24 Temmuz 2013 Çarşamba

Geldi

Şarap alacak paran kalmadıysa,
Aşk da aynı kapıyı açar.
İkisi de insanı kendinden uzaklaştırıp, kafasını “iyi” eder.

Maharet
Şarabı içip,
Birine sevip,
Hâlâ kendini hatırlamakta. 

Aslıhan Özen

18 Temmuz 2013 Perşembe

Yaşam, altında ezilmek, gün be gün yok olmak için değildir. Tam da aksine üzerine çıkmak, her gün yeniden doğmak içindir. Dünyada yaşamak ama dünya etkilerinden uzak olmak içindir.

Aslıhan Özen

16 Temmuz 2013 Salı

AYNA


Biz insanlar, birbirimizle anlaşamıyoruz. İstiyoruz ki düğmenin iliğe tam girmesi gibi, her düşünce, her hareket, her istek birbirine tık diye otursun. Böyle olmuyor ve biz anlaşamıyoruz.

Birbirimize söylesek sorunu hemen çözecek şeyleri, konunun muhatabına değil de başkalarına söylüyoruz. Başkalarının kafasını şişiriyoruz. Konuşsak karşılıklı, anlaşacağız. İnsanlık hali, belki yanlış anlaşılmalar olmuştur. Açık fikirle konuşalım, çözelim, yarasız beresiz geçsin gitsin. Yok. Olmuyor. O zaman ne zevki kalacak. Cart diye çiziveriyoruz üstünü. “Aman çok da lazımdı” diyoruz. Geçip gidiyoruz. Bozulmuş bir bulaşık makinesi gibi o kişiyi atıyoruz.

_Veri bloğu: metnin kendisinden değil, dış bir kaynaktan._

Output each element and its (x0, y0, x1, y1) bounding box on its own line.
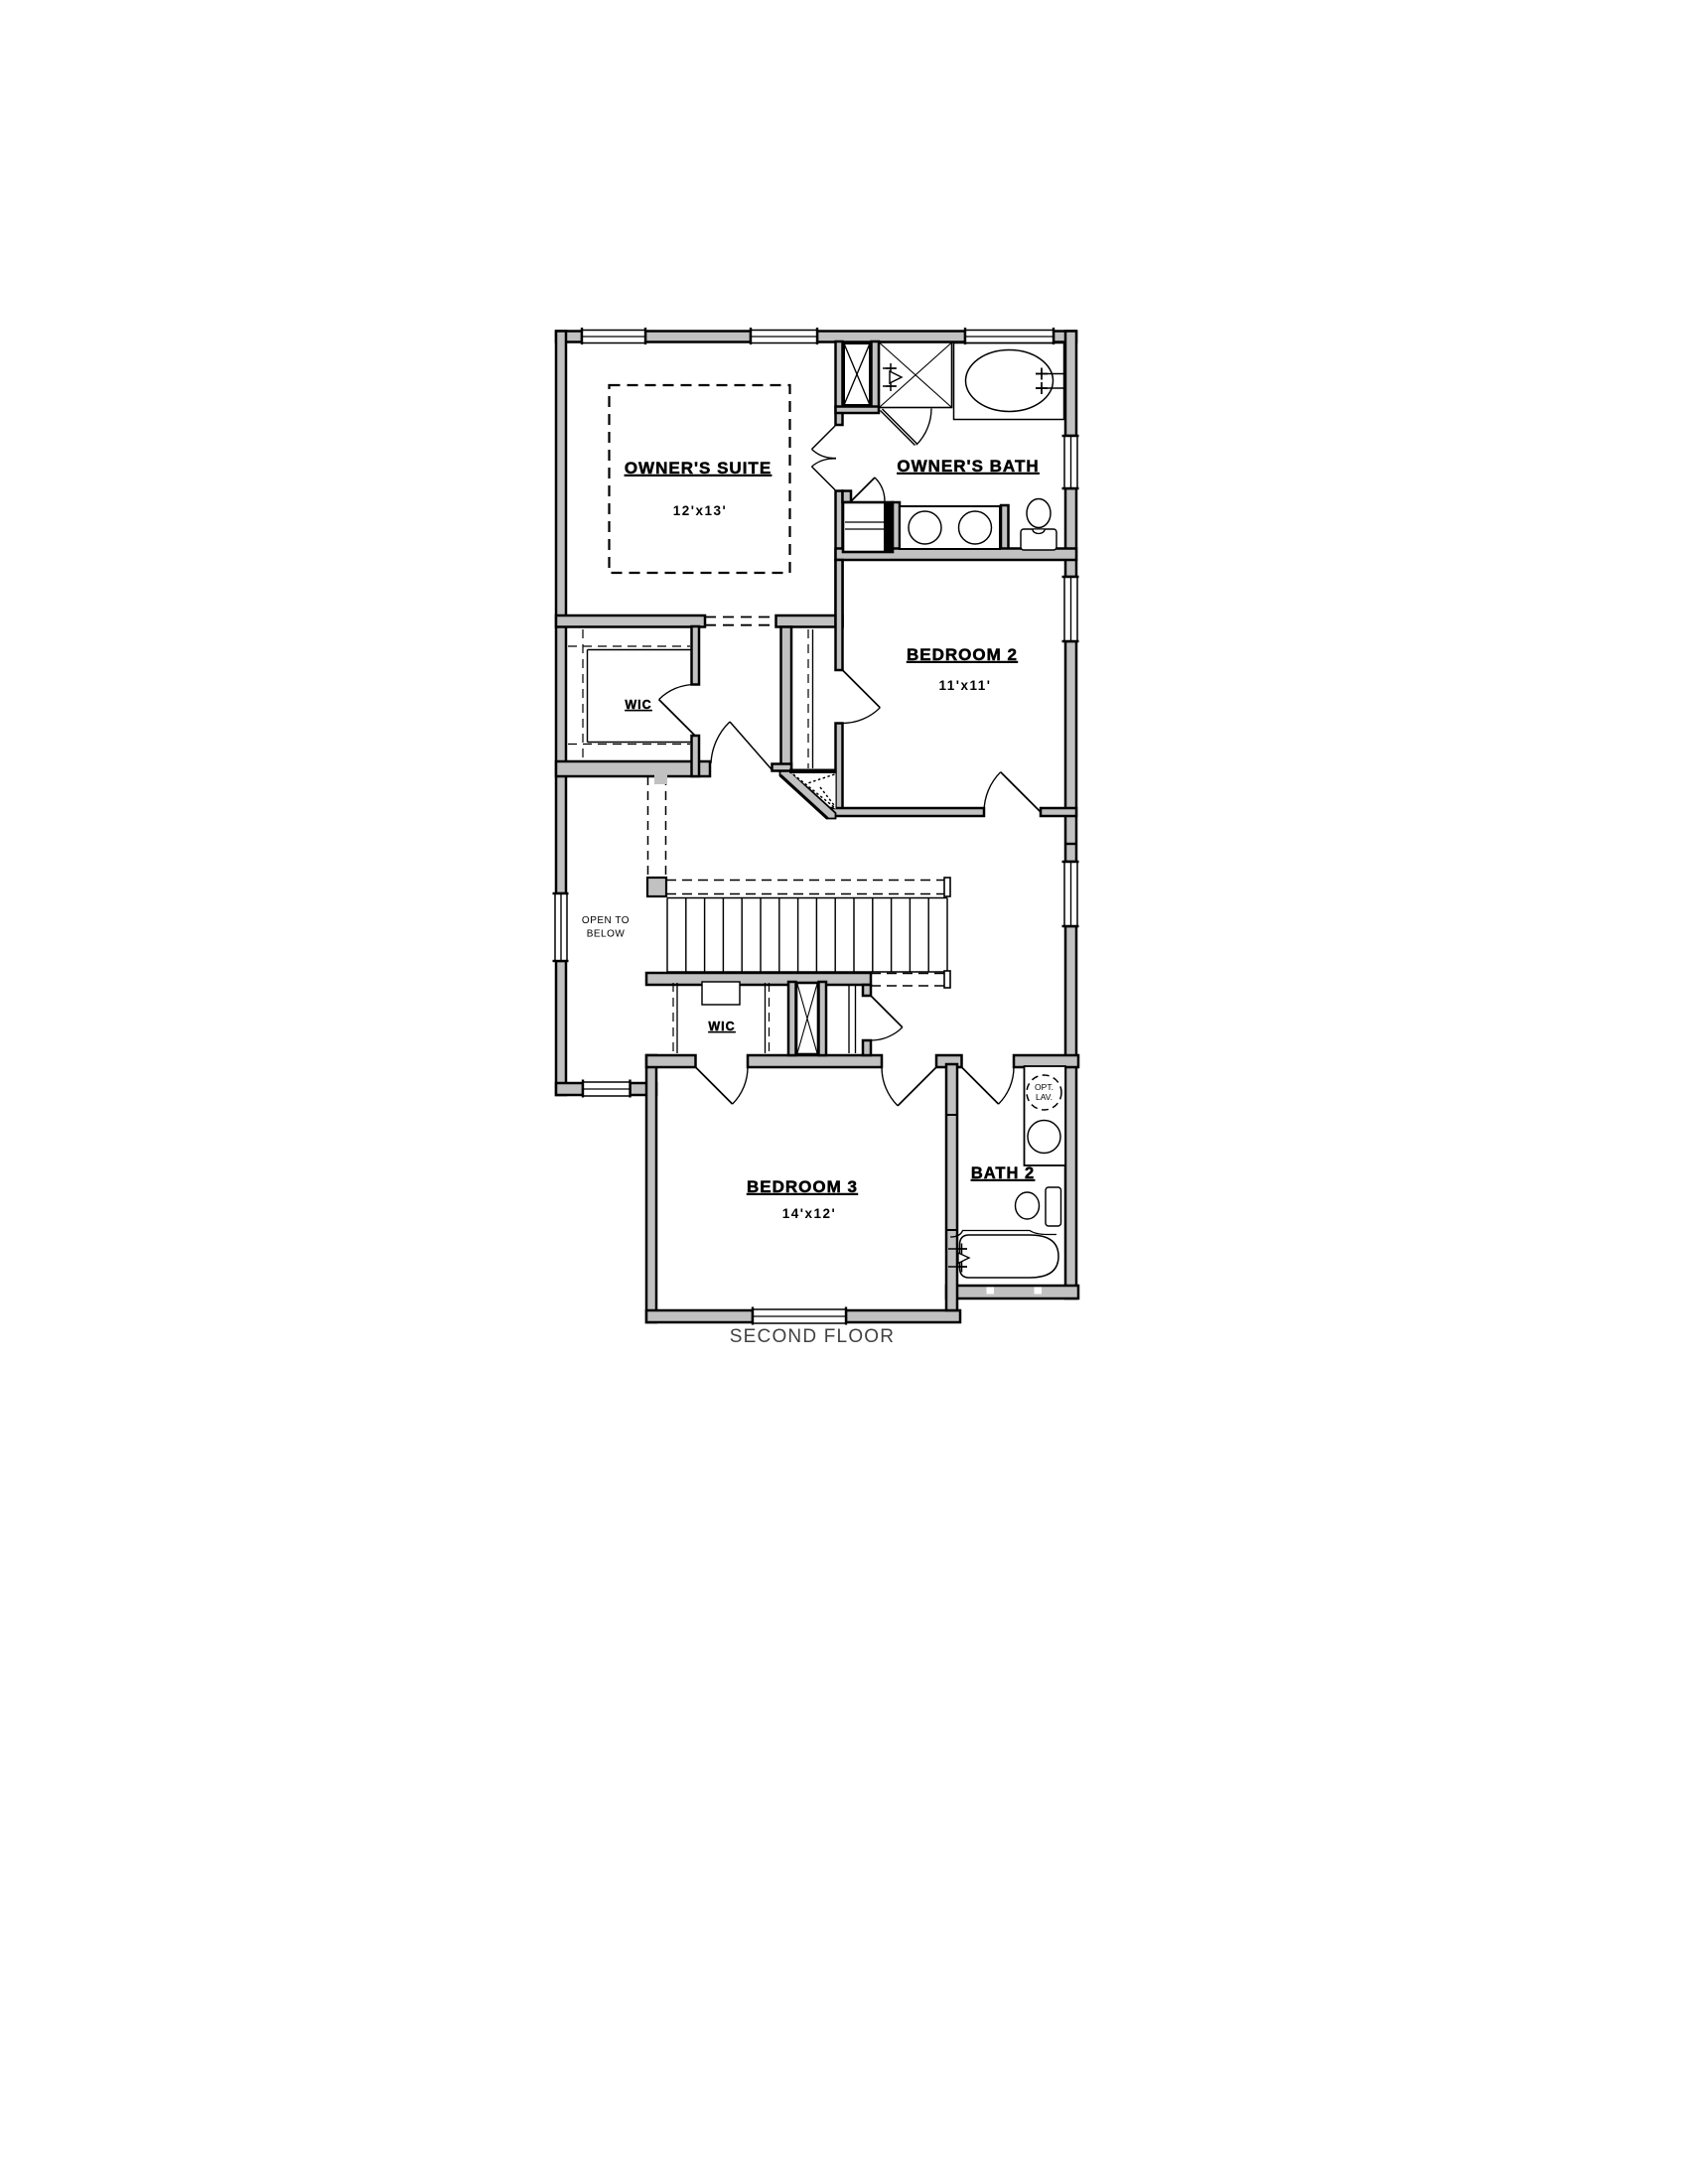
svg-text:14'x12': 14'x12' (782, 1206, 836, 1221)
svg-text:OPT.: OPT. (1035, 1082, 1054, 1092)
svg-text:WIC: WIC (708, 1020, 735, 1033)
svg-text:WIC: WIC (625, 698, 651, 712)
svg-text:OPEN TO: OPEN TO (582, 915, 630, 926)
svg-text:BATH 2: BATH 2 (971, 1164, 1035, 1182)
svg-text:LAV.: LAV. (1036, 1092, 1053, 1102)
svg-text:11'x11': 11'x11' (939, 678, 992, 693)
svg-text:BEDROOM 3: BEDROOM 3 (747, 1177, 858, 1196)
svg-text:BEDROOM 2: BEDROOM 2 (907, 645, 1018, 664)
svg-text:OWNER'S BATH: OWNER'S BATH (897, 457, 1039, 476)
svg-text:12'x13': 12'x13' (673, 503, 727, 518)
svg-text:SECOND FLOOR: SECOND FLOOR (730, 1326, 895, 1347)
svg-text:OWNER'S SUITE: OWNER'S SUITE (625, 459, 772, 478)
svg-text:BELOW: BELOW (587, 929, 626, 940)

Gidip yenisini alıyoruz. “Bu da bozulursa bunu da atarım. Yeni alırım,” diyoruz.

Bu sırada güneş her sabah hiçbir şey olmamışçasına doğuyor ve ay her gece gökyüzünde yerini alıyor. Kuşlar göç ediyor. Yapraklar dallarını terk ediyor ve zamanı gelince tekrar yeşeriyor. Biz insanlar her gün yeni üzüntüler, yeni kırgınlıklar oluşturuyoruz. Biz birbirimizi sevemiyoruz. İsteklerimiz yerine getirilirse, anlaşılırsak, ihtiyaçlarımız karşılanırsa birbirimizi sevebiliyoruz. Kesin yargılar oluşturup ona göre davranıyoruz. Lafa gelince büyük laflar edip, uygulamaya gelince sınıfta kalıyoruz. Onu da bir yalanla, bahaneyle örtüp, aynen devam ediyoruz. Kendi yarattığımız rüyadan uyanmamak, haklı olmak için her şeyi yapıyoruz. Kısaca… Sevmiyoruz.

Bunların üzerinde dünyada barış istiyoruz. Hayvan hakları, insan hakları diyoruz. Laf çok. Önce kendi evimizin önünü temizlesek, zaten diğerleri kendiliğinden olmaya başlayacak. Israrla anlamıyoruz. Başkasının bahçesine diktiğimiz gözümüzü önce kendi bahçemize çevirirsek, kendimizle yüzleşebileceğiz. Ama insan dünyada zora kolay, kolaya zor der halde yaşıyor.

Dünyayı bu hale getiren de, kurtaracak da,
Kirleten de, temizleyecek de,
Gönlünü kapatan da, açan da,
Sevecek de sevmeyecek olan da insan.

Dünyanın neden bu halde olduğu, günlük yaşantımızdaki irili ufaklı ilişkilerde ve kendimizle ilişkimizde gizlidir. Uzun lafın kısası sevmekle ilgilidir.